Die Rückkehr von Sahin in den Kader kommt gerade zur rechten Zeit. Schließlich stehen in den nächsten zwei Wochen neben dem Rückspiel in Porto die Bundesliga-Spitzenspiele beim Tabellen-3. Leverkusen und gegen Spitzenreiter FC Bayern an. Mats Hummels hofft, dass der BVB seine Rückrundenbilanz mit fünf Siegen und einem Remis schon am Sonntag (15.30 Uhr) im Duell mit Bayer weiter aufbessert: „Vielleicht ist der Kräfteverschleiß bei Leverkusen etwas größer“, sagte der Weltmeister. Anders als der BVB hatte Bayer sein Hinspiel in der Europa League nicht daheim, sondern auswärts bei Sporting Lissabon (1:0) bestritten.

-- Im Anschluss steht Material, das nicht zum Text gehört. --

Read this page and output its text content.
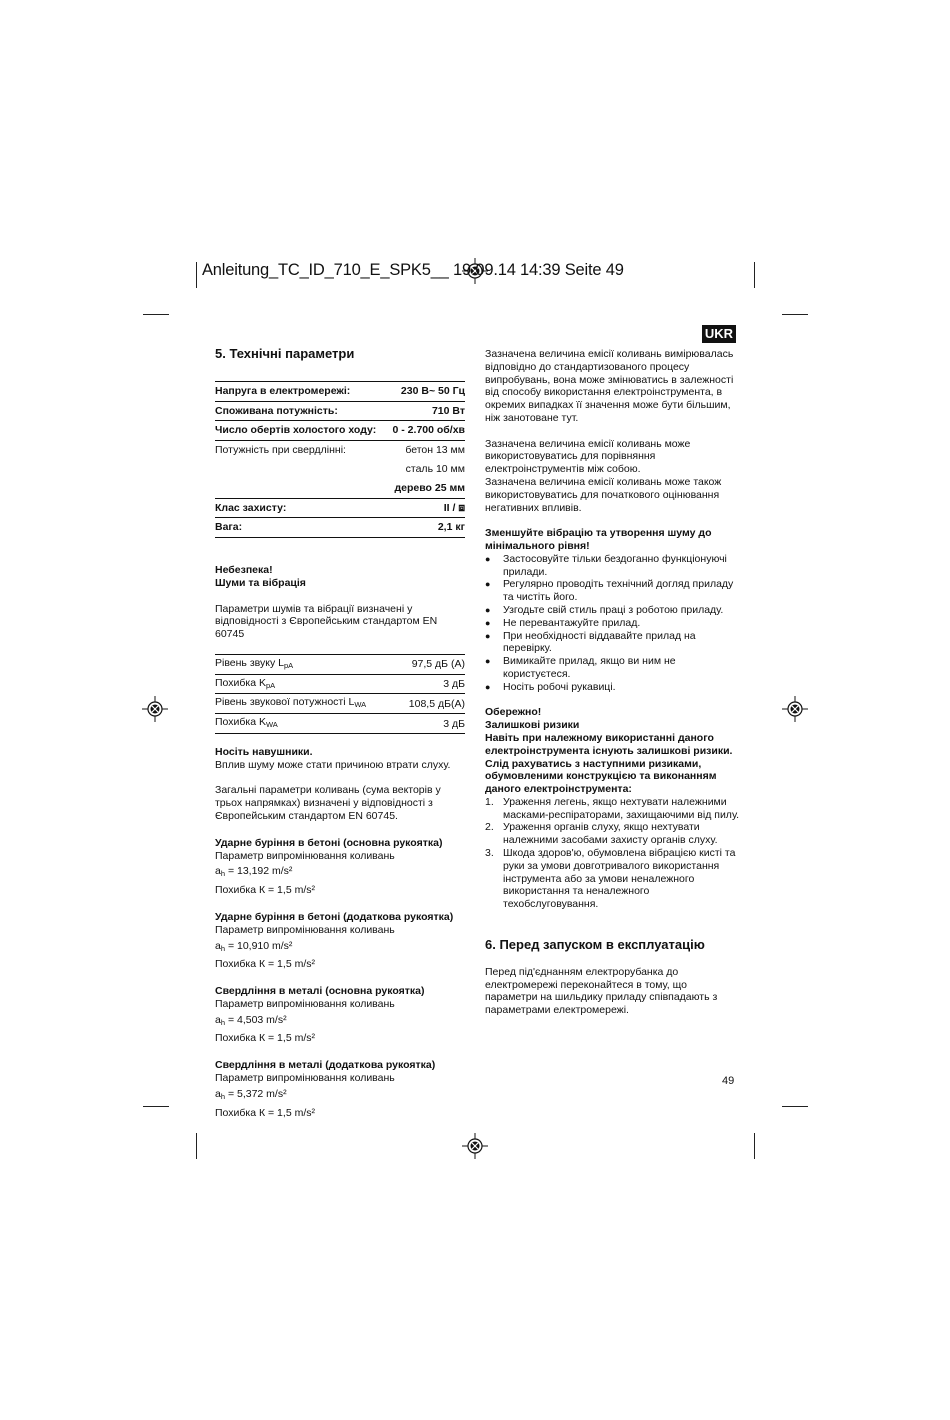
Anleitung_TC_ID_710_E_SPK5__ 19.09.14 14:39 Seite 49
UKR
5. Технічні параметри
Напруга в електромережі:	230 В~ 50 Гц
Споживана потужність:	710 Вт
Число обертів холостого ходу:	0 - 2.700 об/хв
Потужність при свердлінні:	бетон 13 мм
	сталь 10 мм
	дерево 25 мм
Клас захисту:	II / ⧈
Вага:	2,1 кг

Небезпека!

Шуми та вібрація

Параметри шумів та вібрації визначені у відповідності з Європейським стандартом EN 60745

Рівень звуку $L_{pA}$	97,5 дБ (A)
Похибка $K_{pA}$	3 дБ
Рівень звукової потужності $L_{WA}$	108,5 дБ(A)
Похибка $K_{WA}$	3 дБ

Носіть навушники.

Вплив шуму може стати причиною втрати слуху.

Загальні параметри коливань (сума векторів у трьох напрямках) визначені у відповідності з Європейським стандартом EN 60745.

Ударне буріння в бетоні (основна рукоятка)

Параметр випромінювання коливань

$a_h = 13,192$ m/s²

Похибка К = 1,5 m/s²

Ударне буріння в бетоні (додаткова рукоятка)

Параметр випромінювання коливань

$a_h = 10,910$ m/s²

Похибка К = 1,5 m/s²

Свердління в металі (основна рукоятка)

Параметр випромінювання коливань

$a_h = 4,503$ m/s²

Похибка К = 1,5 m/s²

Свердління в металі (додаткова рукоятка)

Параметр випромінювання коливань

$a_h = 5,372$ m/s²

Похибка К = 1,5 m/s²

Зазначена величина емісії коливань вимірювалась відповідно до стандартизованого процесу випробувань, вона може змінюватись в залежності від способу використання електроінструмента, в окремих випадках її значення може бути більшим, ніж занотоване тут.

Зазначена величина емісії коливань може використовуватись для порівняння електроінструментів між собою.

Зазначена величина емісії коливань може також використовуватись для початкового оцінювання негативних впливів.

Зменшуйте вібрацію та утворення шуму до мінімального рівня!

● Застосовуйте тільки бездоганно функціонуючі прилади.
● Регулярно проводіть технічний догляд приладу та чистіть його.
● Узгодьте свій стиль праці з роботою приладу.
● Не перевантажуйте прилад.
● При необхідності віддавайте прилад на перевірку.
● Вимикайте прилад, якщо ви ним не користуєтеся.
● Носіть робочі рукавиці.

Обережно!

Залишкові ризики

Навіть при належному використанні даного електроінструмента існують залишкові ризики. Слід рахуватись з наступними ризиками, обумовленими конструкцією та виконанням даного електроінструмента:

1. Ураження легень, якщо нехтувати належними масками-респіраторами, захищаючими від пилу.
2. Ураження органів слуху, якщо нехтувати належними засобами захисту органів слуху.
3. Шкода здоров'ю, обумовлена вібрацією кисті та руки за умови довготривалого використання інструмента або за умови неналежного використання та неналежного техобслуговування.
6. Перед запуском в експлуатацію

Перед під'єднанням електрорубанка до електромережі переконайтеся в тому, що параметри на шильдику приладу співпадають з параметрами електромережі.

49
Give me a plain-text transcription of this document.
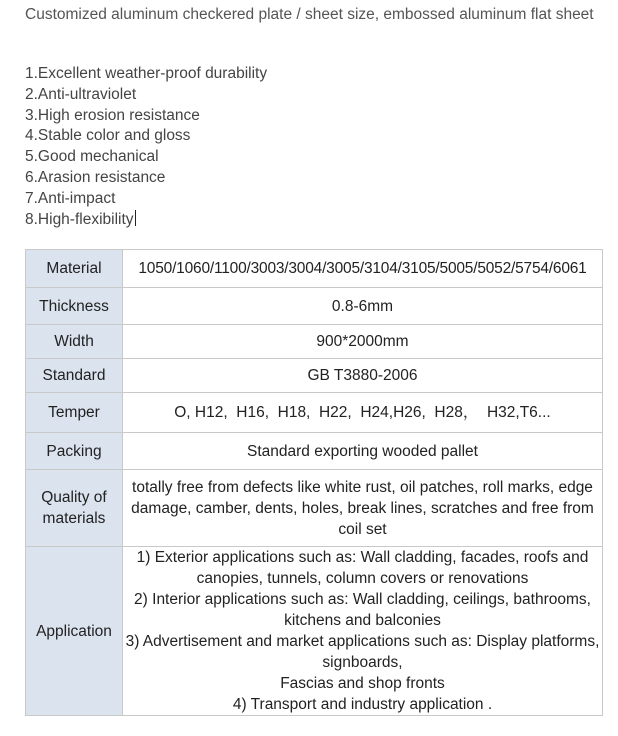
Customized aluminum checkered plate / sheet size, embossed aluminum flat sheet
1.Excellent weather-proof durability
2.Anti-ultraviolet
3.High erosion resistance
4.Stable color and gloss
5.Good mechanical
6.Arasion resistance
7.Anti-impact
8.High-flexibility
Material	1050/1060/1100/3003/3004/3005/3104/3105/5005/5052/5754/6061
Thickness	0.8-6mm
Width	900*2000mm
Standard	GB T3880-2006
Temper	O, H12,  H16,  H18,  H22,  H24,H26,  H28，  H32,T6...
Packing	Standard exporting wooded pallet

Quality of
materials	totally free from defects like white rust, oil patches, roll marks, edge damage, camber, dents, holes, break lines, scratches and free from coil set
Application	1) Exterior applications such as: Wall cladding, facades, roofs and canopies, tunnels, column covers or renovations
2) Interior applications such as: Wall cladding, ceilings, bathrooms, kitchens and balconies
3) Advertisement and market applications such as: Display platforms, signboards,
Fascias and shop fronts
4) Transport and industry application .
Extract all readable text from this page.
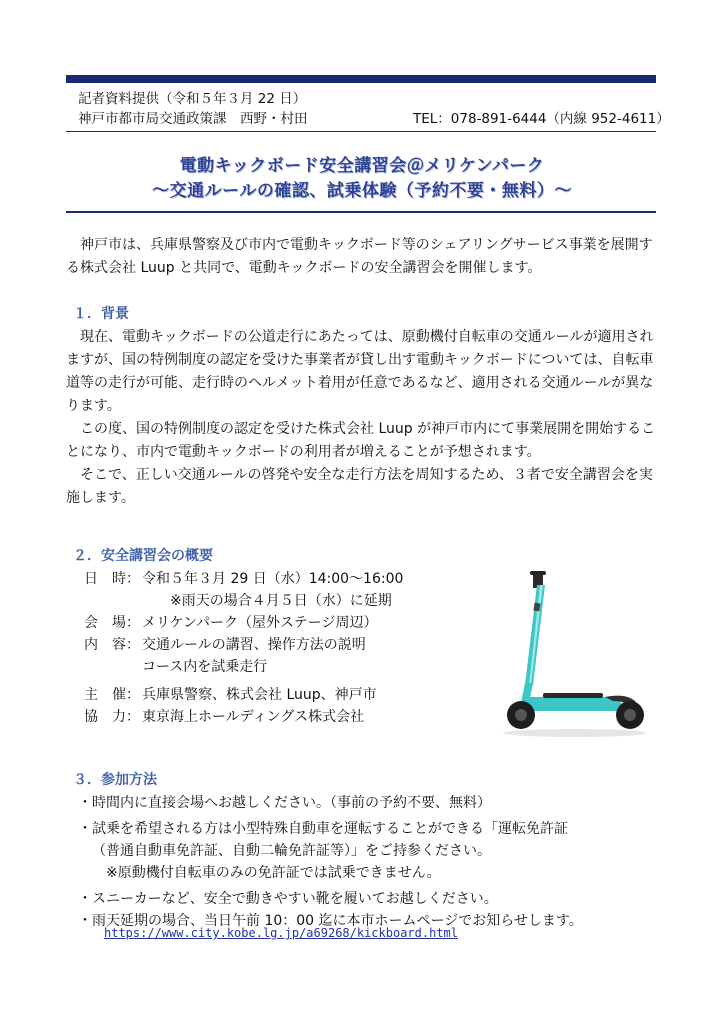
記者資料提供（令和５年３月 22 日）
神戸市都市局交通政策課　西野・村田	TEL：078-891-6444（内線 952-4611）
電動キックボード安全講習会＠メリケンパーク
～交通ルールの確認、試乗体験（予約不要・無料）～

神戸市は、兵庫県警察及び市内で電動キックボード等のシェアリングサービス事業を展開する株式会社 Luup と共同で、電動キックボードの安全講習会を開催します。

１．背景

現在、電動キックボードの公道走行にあたっては、原動機付自転車の交通ルールが適用されますが、国の特例制度の認定を受けた事業者が貸し出す電動キックボードについては、自転車道等の走行が可能、走行時のヘルメット着用が任意であるなど、適用される交通ルールが異なります。

この度、国の特例制度の認定を受けた株式会社 Luup が神戸市内にて事業展開を開始することになり、市内で電動キックボードの利用者が増えることが予想されます。

そこで、正しい交通ルールの啓発や安全な走行方法を周知するため、３者で安全講習会を実施します。

２．安全講習会の概要
日　時： 令和５年３月 29 日（水）14:00～16:00
※雨天の場合４月５日（水）に延期
会　場： メリケンパーク（屋外ステージ周辺）
内　容： 交通ルールの講習、操作方法の説明
コース内を試乗走行
主　催： 兵庫県警察、株式会社 Luup、神戸市
協　力： 東京海上ホールディングス株式会社
３．参加方法
・時間内に直接会場へお越しください。（事前の予約不要、無料）
・試乗を希望される方は小型特殊自動車を運転することができる「運転免許証
（普通自動車免許証、自動二輪免許証等）」をご持参ください。
※原動機付自転車のみの免許証では試乗できません。
・スニーカーなど、安全で動きやすい靴を履いてお越しください。
・雨天延期の場合、当日午前 10：00 迄に本市ホームページでお知らせします。
https://www.city.kobe.lg.jp/a69268/kickboard.html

Vor der zweiten Partie gegen Porto wähnen sich die Dortmunder in einer komfortablen Ausgangslage. „Das 2:0 ist ein Ergebnis, wie man es sich wünscht“, sagte Hummels. Gleichwohl schwor der Kapitän seine Kollegen auf eine neuerliche Reifeprüfung ein: „Wir wissen, dass wir noch lange nicht durch sind. Porto wird vor eigenem Publikum mutiger auftreten.“
Nach einer eher durchwachsenen Gruppenphase mit zuletzt zwei Niederlagen gegen Krasnodar (0:1) und Saloniki (0:1) deutete der BVB erstmals an, warum er von einigen Experten als Mitfavorit gehandelt wird. Neuerdings kann die Dortmunder Torfabrik sogar auch Defensive. In vier der letzten fünf Pflichtspielen stand am Ende die Null. Das ist im Vergleich zur Hinrunde, in der die Borussia immerhin 23 Gegentore kassierte, ein bemerkenswerter Fortschritt. „Ich bin darüber sehr glücklich. Wir haben Dinge in der Balance verändert“, sagte Trainer Tuchel.